Bien plus, quand on étudie Rachi, et qu'on lit sa "réponse" sur un verset, il ne faut pas en rester là mais il faut se dire: "quelle question s'est-il posée pour avoir fournir cette explication du verset?" Il faut chercher la question que le texte lui a posé et qu'il n'a pas écrite. Ainsi, de même, quand on écoute quelqu'un qu'on aime, ne pas simplement lui dire: "ça va, j'ai entendu, j'ai compris", il faut vraiment comprendre jusqu'au pourquoi la personne a dit cela et les allusions implicites mais essentielles transmises; sans cela, il n'y a pas d'amour vrai dans la relation et l'impossibilité apparait de vivre avec cet autre qui ne "veut" pas vous comprendre et prétend toujours avoir raison. On entend seulement l'autre comme un minuscule dictionnaire logique mais faible. Quand le dictionnaire est plus large, il va jusqu'à comporter une multitude de sens et d'homologies et d'expressions autres pour un seul mot. Vous avez tout compris maintenant, pourquoi nous allons réaliser cette enquête sur le mot Eikha, longue introduction mais nécessaire. Bien entendu, comme dans la relation et comme procèdent les psychologues, chaque perception est accompagnée d'un point d'interrogation implicite. L'écoute n'a rien des compte-rendus d'analyse sanguine chiffrés et sûrs mais qui, finalement, ne tiennent pas compte des autres multiples facteurs d'une santé ou d'une maladie.

 

Localisations et sens du mot Eikha

Il comporte trois sens. Cela ne veut pas dire que ces trois sens sont étrangers.
- Eikha peut signifier "comment" (Eikh) comme en Dévarim 1,12 et 12,30 et 18,21 et 32,30 ou en Chofetim (Juges) 20,3 ou en II Rois 6,15 ou en Jérémie 8,8 et dans le psaume 73, 10.
- Eikha peut signifier "hélas" (Oyi") et il est alors le commencement d'une lamentation (qina) comme dans Isaïe 1,21; Jérémie 48,17, Eikha 1,1 et 2,1 et 4,1 et 4,2.
- Eikha peut signifier "où" (Eifo) comme dans le Cantique des Cantiques 7,1 deux fois.
Prononcez, même en français le mot "comment" dans différents tons de stupéfaction, d'objection, de dégoût, de demande d'explication, de provocation, d'attaque, et vous verrez combien un mot peut être un "foyer pivotant et simultané d'innombrables expériences et défis existentiels". Je place des guillemets pour bien accentuer sur cette réalité complexe mais effective.
Ecoutez maintenant tous ces Eikha et ajoutons, caractère essentiel, que chaque être humain (vous-moi-autrui) a une écoute unique, irremplaçable que ne peut entendre aucun autre.
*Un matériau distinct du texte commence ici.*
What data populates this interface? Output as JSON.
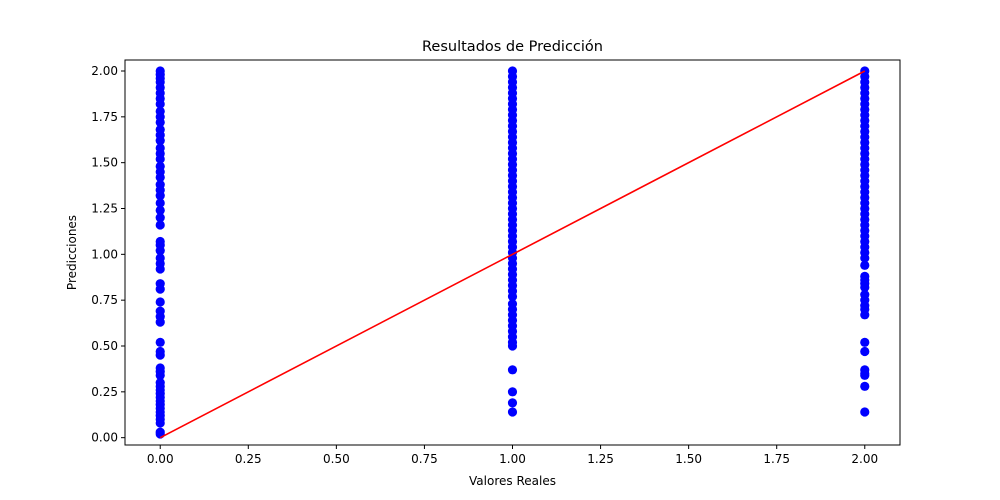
{
  "chart_data": {
    "type": "scatter",
    "title": "Resultados de Predicción",
    "xlabel": "Valores Reales",
    "ylabel": "Predicciones",
    "xlim": [
      -0.1,
      2.1
    ],
    "ylim": [
      -0.04,
      2.06
    ],
    "grid": false,
    "legend": "none",
    "x_ticks": [
      0.0,
      0.25,
      0.5,
      0.75,
      1.0,
      1.25,
      1.5,
      1.75,
      2.0
    ],
    "x_tick_labels": [
      "0.00",
      "0.25",
      "0.50",
      "0.75",
      "1.00",
      "1.25",
      "1.50",
      "1.75",
      "2.00"
    ],
    "y_ticks": [
      0.0,
      0.25,
      0.5,
      0.75,
      1.0,
      1.25,
      1.5,
      1.75,
      2.0
    ],
    "y_tick_labels": [
      "0.00",
      "0.25",
      "0.50",
      "0.75",
      "1.00",
      "1.25",
      "1.50",
      "1.75",
      "2.00"
    ],
    "point_color": "#0000ff",
    "line_color": "#ff0000",
    "reference_line": {
      "x": [
        0,
        2
      ],
      "y": [
        0,
        2
      ]
    },
    "points": [
      {
        "x": 0,
        "y": 2.0
      },
      {
        "x": 0,
        "y": 1.98
      },
      {
        "x": 0,
        "y": 1.96
      },
      {
        "x": 0,
        "y": 1.94
      },
      {
        "x": 0,
        "y": 1.91
      },
      {
        "x": 0,
        "y": 1.88
      },
      {
        "x": 0,
        "y": 1.85
      },
      {
        "x": 0,
        "y": 1.82
      },
      {
        "x": 0,
        "y": 1.78
      },
      {
        "x": 0,
        "y": 1.75
      },
      {
        "x": 0,
        "y": 1.72
      },
      {
        "x": 0,
        "y": 1.68
      },
      {
        "x": 0,
        "y": 1.65
      },
      {
        "x": 0,
        "y": 1.62
      },
      {
        "x": 0,
        "y": 1.58
      },
      {
        "x": 0,
        "y": 1.55
      },
      {
        "x": 0,
        "y": 1.52
      },
      {
        "x": 0,
        "y": 1.48
      },
      {
        "x": 0,
        "y": 1.45
      },
      {
        "x": 0,
        "y": 1.42
      },
      {
        "x": 0,
        "y": 1.38
      },
      {
        "x": 0,
        "y": 1.35
      },
      {
        "x": 0,
        "y": 1.32
      },
      {
        "x": 0,
        "y": 1.28
      },
      {
        "x": 0,
        "y": 1.24
      },
      {
        "x": 0,
        "y": 1.2
      },
      {
        "x": 0,
        "y": 1.16
      },
      {
        "x": 0,
        "y": 1.07
      },
      {
        "x": 0,
        "y": 1.05
      },
      {
        "x": 0,
        "y": 1.02
      },
      {
        "x": 0,
        "y": 0.98
      },
      {
        "x": 0,
        "y": 0.95
      },
      {
        "x": 0,
        "y": 0.92
      },
      {
        "x": 0,
        "y": 0.84
      },
      {
        "x": 0,
        "y": 0.81
      },
      {
        "x": 0,
        "y": 0.74
      },
      {
        "x": 0,
        "y": 0.69
      },
      {
        "x": 0,
        "y": 0.66
      },
      {
        "x": 0,
        "y": 0.63
      },
      {
        "x": 0,
        "y": 0.52
      },
      {
        "x": 0,
        "y": 0.47
      },
      {
        "x": 0,
        "y": 0.45
      },
      {
        "x": 0,
        "y": 0.38
      },
      {
        "x": 0,
        "y": 0.36
      },
      {
        "x": 0,
        "y": 0.34
      },
      {
        "x": 0,
        "y": 0.3
      },
      {
        "x": 0,
        "y": 0.28
      },
      {
        "x": 0,
        "y": 0.26
      },
      {
        "x": 0,
        "y": 0.24
      },
      {
        "x": 0,
        "y": 0.22
      },
      {
        "x": 0,
        "y": 0.2
      },
      {
        "x": 0,
        "y": 0.18
      },
      {
        "x": 0,
        "y": 0.16
      },
      {
        "x": 0,
        "y": 0.14
      },
      {
        "x": 0,
        "y": 0.12
      },
      {
        "x": 0,
        "y": 0.1
      },
      {
        "x": 0,
        "y": 0.08
      },
      {
        "x": 0,
        "y": 0.03
      },
      {
        "x": 0,
        "y": 0.02
      },
      {
        "x": 1,
        "y": 2.0
      },
      {
        "x": 1,
        "y": 1.97
      },
      {
        "x": 1,
        "y": 1.94
      },
      {
        "x": 1,
        "y": 1.91
      },
      {
        "x": 1,
        "y": 1.88
      },
      {
        "x": 1,
        "y": 1.85
      },
      {
        "x": 1,
        "y": 1.82
      },
      {
        "x": 1,
        "y": 1.79
      },
      {
        "x": 1,
        "y": 1.76
      },
      {
        "x": 1,
        "y": 1.73
      },
      {
        "x": 1,
        "y": 1.7
      },
      {
        "x": 1,
        "y": 1.67
      },
      {
        "x": 1,
        "y": 1.64
      },
      {
        "x": 1,
        "y": 1.61
      },
      {
        "x": 1,
        "y": 1.58
      },
      {
        "x": 1,
        "y": 1.55
      },
      {
        "x": 1,
        "y": 1.52
      },
      {
        "x": 1,
        "y": 1.49
      },
      {
        "x": 1,
        "y": 1.46
      },
      {
        "x": 1,
        "y": 1.43
      },
      {
        "x": 1,
        "y": 1.4
      },
      {
        "x": 1,
        "y": 1.37
      },
      {
        "x": 1,
        "y": 1.34
      },
      {
        "x": 1,
        "y": 1.31
      },
      {
        "x": 1,
        "y": 1.28
      },
      {
        "x": 1,
        "y": 1.25
      },
      {
        "x": 1,
        "y": 1.22
      },
      {
        "x": 1,
        "y": 1.19
      },
      {
        "x": 1,
        "y": 1.16
      },
      {
        "x": 1,
        "y": 1.13
      },
      {
        "x": 1,
        "y": 1.1
      },
      {
        "x": 1,
        "y": 1.07
      },
      {
        "x": 1,
        "y": 1.04
      },
      {
        "x": 1,
        "y": 1.01
      },
      {
        "x": 1,
        "y": 0.98
      },
      {
        "x": 1,
        "y": 0.95
      },
      {
        "x": 1,
        "y": 0.92
      },
      {
        "x": 1,
        "y": 0.89
      },
      {
        "x": 1,
        "y": 0.86
      },
      {
        "x": 1,
        "y": 0.83
      },
      {
        "x": 1,
        "y": 0.8
      },
      {
        "x": 1,
        "y": 0.77
      },
      {
        "x": 1,
        "y": 0.73
      },
      {
        "x": 1,
        "y": 0.7
      },
      {
        "x": 1,
        "y": 0.67
      },
      {
        "x": 1,
        "y": 0.64
      },
      {
        "x": 1,
        "y": 0.61
      },
      {
        "x": 1,
        "y": 0.58
      },
      {
        "x": 1,
        "y": 0.55
      },
      {
        "x": 1,
        "y": 0.52
      },
      {
        "x": 1,
        "y": 0.5
      },
      {
        "x": 1,
        "y": 0.37
      },
      {
        "x": 1,
        "y": 0.25
      },
      {
        "x": 1,
        "y": 0.19
      },
      {
        "x": 1,
        "y": 0.14
      },
      {
        "x": 2,
        "y": 2.0
      },
      {
        "x": 2,
        "y": 1.97
      },
      {
        "x": 2,
        "y": 1.94
      },
      {
        "x": 2,
        "y": 1.91
      },
      {
        "x": 2,
        "y": 1.88
      },
      {
        "x": 2,
        "y": 1.85
      },
      {
        "x": 2,
        "y": 1.82
      },
      {
        "x": 2,
        "y": 1.79
      },
      {
        "x": 2,
        "y": 1.76
      },
      {
        "x": 2,
        "y": 1.73
      },
      {
        "x": 2,
        "y": 1.7
      },
      {
        "x": 2,
        "y": 1.67
      },
      {
        "x": 2,
        "y": 1.64
      },
      {
        "x": 2,
        "y": 1.61
      },
      {
        "x": 2,
        "y": 1.58
      },
      {
        "x": 2,
        "y": 1.55
      },
      {
        "x": 2,
        "y": 1.52
      },
      {
        "x": 2,
        "y": 1.49
      },
      {
        "x": 2,
        "y": 1.46
      },
      {
        "x": 2,
        "y": 1.43
      },
      {
        "x": 2,
        "y": 1.4
      },
      {
        "x": 2,
        "y": 1.37
      },
      {
        "x": 2,
        "y": 1.34
      },
      {
        "x": 2,
        "y": 1.31
      },
      {
        "x": 2,
        "y": 1.28
      },
      {
        "x": 2,
        "y": 1.25
      },
      {
        "x": 2,
        "y": 1.22
      },
      {
        "x": 2,
        "y": 1.19
      },
      {
        "x": 2,
        "y": 1.16
      },
      {
        "x": 2,
        "y": 1.13
      },
      {
        "x": 2,
        "y": 1.1
      },
      {
        "x": 2,
        "y": 1.07
      },
      {
        "x": 2,
        "y": 1.04
      },
      {
        "x": 2,
        "y": 1.01
      },
      {
        "x": 2,
        "y": 0.98
      },
      {
        "x": 2,
        "y": 0.94
      },
      {
        "x": 2,
        "y": 0.88
      },
      {
        "x": 2,
        "y": 0.86
      },
      {
        "x": 2,
        "y": 0.84
      },
      {
        "x": 2,
        "y": 0.82
      },
      {
        "x": 2,
        "y": 0.78
      },
      {
        "x": 2,
        "y": 0.75
      },
      {
        "x": 2,
        "y": 0.72
      },
      {
        "x": 2,
        "y": 0.7
      },
      {
        "x": 2,
        "y": 0.67
      },
      {
        "x": 2,
        "y": 0.52
      },
      {
        "x": 2,
        "y": 0.47
      },
      {
        "x": 2,
        "y": 0.37
      },
      {
        "x": 2,
        "y": 0.35
      },
      {
        "x": 2,
        "y": 0.34
      },
      {
        "x": 2,
        "y": 0.28
      },
      {
        "x": 2,
        "y": 0.14
      }
    ]
  }
}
A vous de jouer. En ayant confiance en vous-même, c'est le Lékh kékha, exigé par D.ieu envers les hommes, la confiance en soi et l'assurance que l'on découvrira en avançant seulement: notre tradition dit "éizéhou 'hakham ha roé éte ha nolad", "quel Sage celui qui voit ce qui est à l'état naissant" (Massékhète Tamid du Talmud, page 32a). Donc, en avant (qadima!).

Première localisation dans le premier sens du mot Eikha (comment)

en Dévarim, Deutéronome 1,12-13:
Traduction: "Comment donc je porterais (je parviendrais à porter) seul votre labeur, vos fardeaux et vos disputes, donnez (nommez) parmi vous des sages, névonim, reconnus...".
Je n'ai pas traduit le mot névonim que ne rend aucun mot français qui est trop logique; navone veut dire: celui qui comprend davar mitokh davar, une chose depuis l'intérieur de cette chose. Vous trouverez cela dans Rachi sur Chémote 31,3 et dans ses sources dans le Talmud en Irouvine 100b, Haguiga 14a et Sanhédrine 93b.

Ce texte nous montre donc par ce mot que le "pénible" (votre labeur, vos fardeaux et vos disputes) n'a de solution qu'à la condition de chercher à nouveau la légèreté de la vie incluse.

Deuxième localisation dans le premier sens du mot Eikha (comment):
en Dévarim, Deutéronome 7,17:
Traduction: " Peut-être diras-tu en ton coeur: ces nations-là sont plus considérables que moi, comment pourrais les déposséder...."
Nous retrouvons la même problématique du découragement éventuel devant l'impossibilité apparente de vaincre.

Troisième localisation dans le premier sens du mot Eikha (comment):
en Dévarim, Deutéronome 12,30:
Traduction: "comment ces peuples servaient leurs dieux, je vais faire comme eux moi aussi".

Une autre tentation spontanée qui risque de nous mener à la catastrophe. Les dieux invoqués aujourd'hui sont la richesse, la consommation, le refus de prendre en charge les pauvres, le mythe de l'économie, de l'informatique, la politique, etc. Soyons lucides sur notre idolatrie.

Quatrième localisation dans le premier sens du mot Eikha (comment):
en Dévarim, Deutéronome 18,21:
Traduction: "comment reconnaitrons-nous la parole qui n'émane pas de Hachém?"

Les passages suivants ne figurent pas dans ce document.